Physician-led Management and Leadership Roles Are Critical as the Healthcare Industry Reinvents Itself

Leadership RolesThe leadership deficit in North American healthcare continues to be one of the biggest challenges facing the industry. Traditionally, the medical community has been highly independent and decentralized. Small, privately run practices have long been the standard, often to the detriment of the patients who often have to visit several specialists to manage their health. However, in recent years a concerted push has been made to transform healthcare from a small, cottage industry to a far more organized, big business. As this transformation continues, it is extraordinarily important that physicians assume leadership roles in order to move the industry forward in the 21st century.

A unique challenge that faces healthcare is that medical specialists have long operated independently from one another. The environment of corroboration and teamwork that is taken for granted in the business world hasn’t always been fully grasped by the medical community, which has developed a system that isn’t always especially patient-friendly. When a person needs to see several specialists, for example, they are left largely to their own devices, trusted that they will make the necessary appointments, visit several offices – often only during traditional business hours – and do the legwork to make sure that the various physicians communicate with one another to provide treatment.

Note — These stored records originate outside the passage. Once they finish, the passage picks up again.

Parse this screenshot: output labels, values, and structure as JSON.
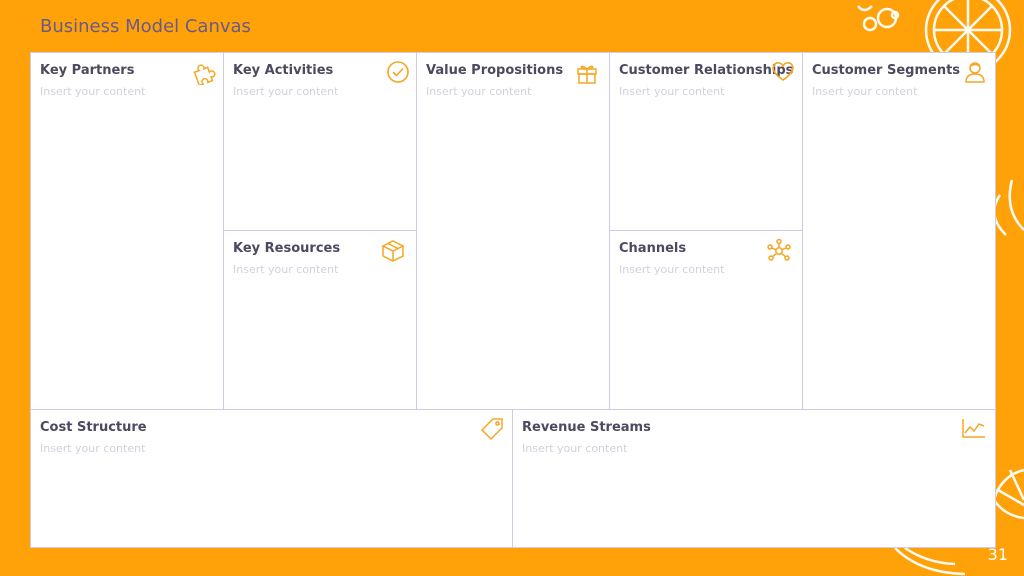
{
  "title": "Business Model Canvas",
  "page_number": "31",
  "placeholder": "Insert your content",
  "cells": {
    "key_partners": {
      "title": "Key Partners",
      "text": "Insert your content",
      "icon": "puzzle-icon"
    },
    "key_activities": {
      "title": "Key Activities",
      "text": "Insert your content",
      "icon": "check-circle-icon"
    },
    "key_resources": {
      "title": "Key Resources",
      "text": "Insert your content",
      "icon": "box-icon"
    },
    "value_propositions": {
      "title": "Value Propositions",
      "text": "Insert your content",
      "icon": "gift-icon"
    },
    "customer_relationships": {
      "title": "Customer Relationships",
      "text": "Insert your content",
      "icon": "heart-icon"
    },
    "channels": {
      "title": "Channels",
      "text": "Insert your content",
      "icon": "network-icon"
    },
    "customer_segments": {
      "title": "Customer Segments",
      "text": "Insert your content",
      "icon": "person-icon"
    },
    "cost_structure": {
      "title": "Cost Structure",
      "text": "Insert your content",
      "icon": "tag-icon"
    },
    "revenue_streams": {
      "title": "Revenue Streams",
      "text": "Insert your content",
      "icon": "line-chart-icon"
    }
  },
  "colors": {
    "background": "#FFA20A",
    "accent": "#F5A623",
    "border": "#CFCBE6",
    "title": "#6B5A86"
  }
}
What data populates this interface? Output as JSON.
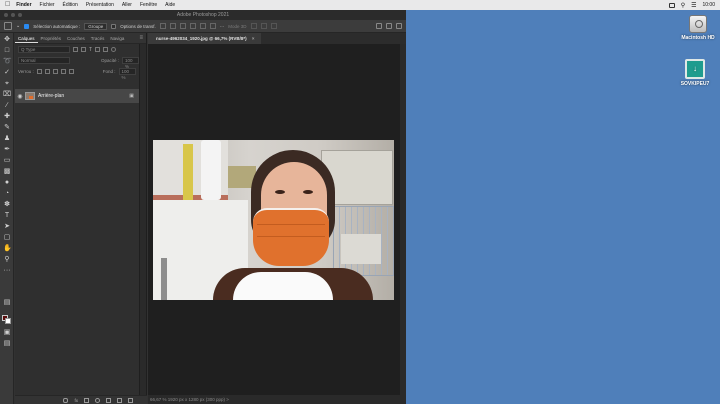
{
  "menubar": {
    "apple": "",
    "items": [
      "Finder",
      "Fichier",
      "Édition",
      "Présentation",
      "Aller",
      "Fenêtre",
      "Aide"
    ],
    "clock": "10:00"
  },
  "window": {
    "title": "Adobe Photoshop 2021"
  },
  "options_bar": {
    "auto_select_label": "Sélection automatique :",
    "auto_select_value": "Groupe",
    "transform_label": "Options de transf.",
    "mode3d_label": "Mode 3D"
  },
  "layers_panel": {
    "tabs": [
      "Calques",
      "Propriétés",
      "Couches",
      "Tracés",
      "Naviga"
    ],
    "kind_filter": "Q Type",
    "blend_mode": "Normal",
    "opacity_label": "Opacité :",
    "opacity_value": "100 %",
    "lock_label": "Verrou :",
    "fill_label": "Fond :",
    "fill_value": "100 %",
    "layers": [
      {
        "name": "Arrière-plan"
      }
    ],
    "footer_fx": "fx"
  },
  "document": {
    "tab_label": "nurse-4962034_1920.jpg @ 66,7% (RVB/8*)",
    "status": "66,67 %   1920 px x 1280 px (300 ppp)  >"
  },
  "desktop": {
    "icons": [
      {
        "label": "Macintosh HD",
        "icon": "hard-drive-icon"
      },
      {
        "label": "SOVKIPEU7",
        "icon": "installer-disk-icon"
      }
    ]
  },
  "colors": {
    "desktop": "#4f7fba",
    "foreground_swatch": "#5a0d0d",
    "background_swatch": "#ffffff",
    "mask": "#e0712d"
  }
}
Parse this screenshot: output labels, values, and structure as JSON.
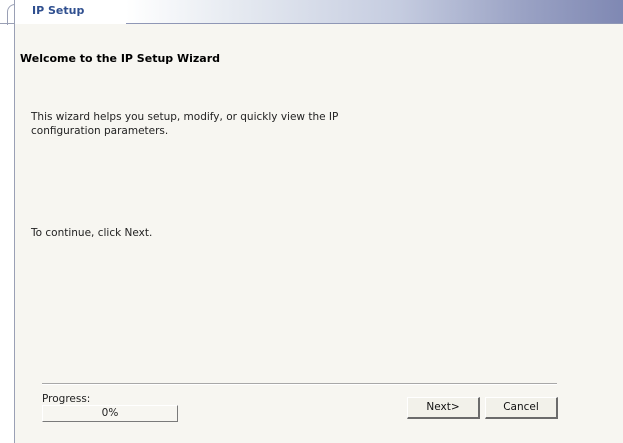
{
  "tab": {
    "label": "IP Setup"
  },
  "wizard": {
    "title": "Welcome to the IP Setup Wizard",
    "description": "This wizard helps you setup, modify, or quickly view the IP configuration parameters.",
    "continue_text": "To continue, click Next."
  },
  "progress": {
    "label": "Progress:",
    "value_text": "0%",
    "fraction": 0
  },
  "buttons": {
    "next_label": "Next>",
    "cancel_label": "Cancel"
  },
  "colors": {
    "panel_bg": "#f7f6f1",
    "tab_text": "#2f4f8f"
  }
}
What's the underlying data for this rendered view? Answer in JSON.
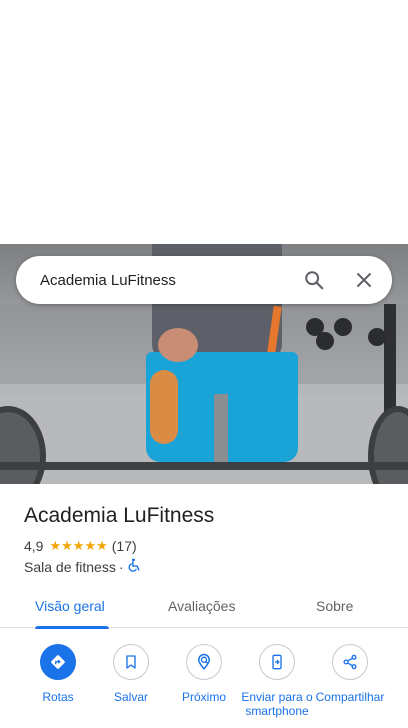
{
  "search": {
    "query": "Academia LuFitness"
  },
  "place": {
    "name": "Academia LuFitness",
    "rating": "4,9",
    "stars": 5,
    "review_count": "(17)",
    "category": "Sala de fitness",
    "separator": "·"
  },
  "tabs": [
    {
      "label": "Visão geral",
      "active": true
    },
    {
      "label": "Avaliações",
      "active": false
    },
    {
      "label": "Sobre",
      "active": false
    }
  ],
  "actions": [
    {
      "label": "Rotas",
      "icon": "directions-icon"
    },
    {
      "label": "Salvar",
      "icon": "bookmark-icon"
    },
    {
      "label": "Próximo",
      "icon": "nearby-icon"
    },
    {
      "label": "Enviar para o smartphone",
      "icon": "send-to-phone-icon"
    },
    {
      "label": "Compartilhar",
      "icon": "share-icon"
    }
  ],
  "colors": {
    "accent": "#1a73e8",
    "star": "#f2a600",
    "text": "#202124",
    "secondary": "#5f6368"
  }
}
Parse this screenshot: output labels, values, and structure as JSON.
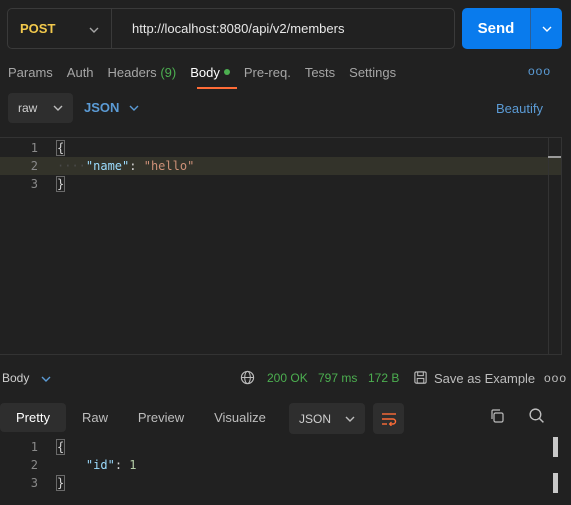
{
  "request": {
    "method": "POST",
    "url": "http://localhost:8080/api/v2/members",
    "send_label": "Send"
  },
  "tabs": {
    "params": "Params",
    "auth": "Auth",
    "headers": "Headers",
    "headers_count": "(9)",
    "body": "Body",
    "prereq": "Pre-req.",
    "tests": "Tests",
    "settings": "Settings",
    "more": "ooo"
  },
  "body_options": {
    "mode": "raw",
    "language": "JSON",
    "beautify": "Beautify"
  },
  "request_editor": {
    "line_numbers": [
      "1",
      "2",
      "3"
    ],
    "open_brace": "{",
    "key": "\"name\"",
    "colon": ": ",
    "value": "\"hello\"",
    "close_brace": "}"
  },
  "response": {
    "label": "Body",
    "status": "200 OK",
    "time": "797 ms",
    "size": "172 B",
    "save_label": "Save as Example",
    "more": "ooo",
    "tabs": {
      "pretty": "Pretty",
      "raw": "Raw",
      "preview": "Preview",
      "visualize": "Visualize"
    },
    "format": "JSON",
    "editor": {
      "line_numbers": [
        "1",
        "2",
        "3"
      ],
      "open_brace": "{",
      "key": "\"id\"",
      "colon": ": ",
      "value": "1",
      "close_brace": "}"
    }
  },
  "colors": {
    "background": "#212121",
    "method": "#f2c94c",
    "send": "#097bed",
    "accent_link": "#5b9bd5",
    "active_tab_underline": "#ff6c37",
    "success": "#4caf50"
  },
  "icons": {
    "method_dropdown": "chevron-down-icon",
    "send_dropdown": "chevron-down-icon",
    "network": "globe-icon",
    "save": "save-icon",
    "wrap": "wrap-lines-icon",
    "copy": "copy-icon",
    "search": "search-icon"
  }
}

Critics of this approach argue that the industry needs to learn the lessons of the business world and treat their patients more like customers – individuals who need to be kept happy with a tireless commitment to customer service. This continues to be one of the biggest selling points of centralized hospital groups – by bringing all of the services and specialists under a single umbrella, the system runs more efficiently.

In order to continue to evolve healthcare in the United States, a firm commitment to improving the efficiency of the system must be made – and this requires strong leadership from the physicians within the system itself. At the American Board of Physician Specialties®, we recognized the essential role that physicians will play in reinventing the medical community, and our board-certified physicians are excellent candidates to assume these management roles. By becoming board certified, our Diplomates have demonstrated a clear mastery of their specialty and have the unique opportunity to work with like-minded, board-certified physicians to improve efficiency and better serve patients.

To learn more about the benefits to board certification through one of our many Member Boards, contact us today.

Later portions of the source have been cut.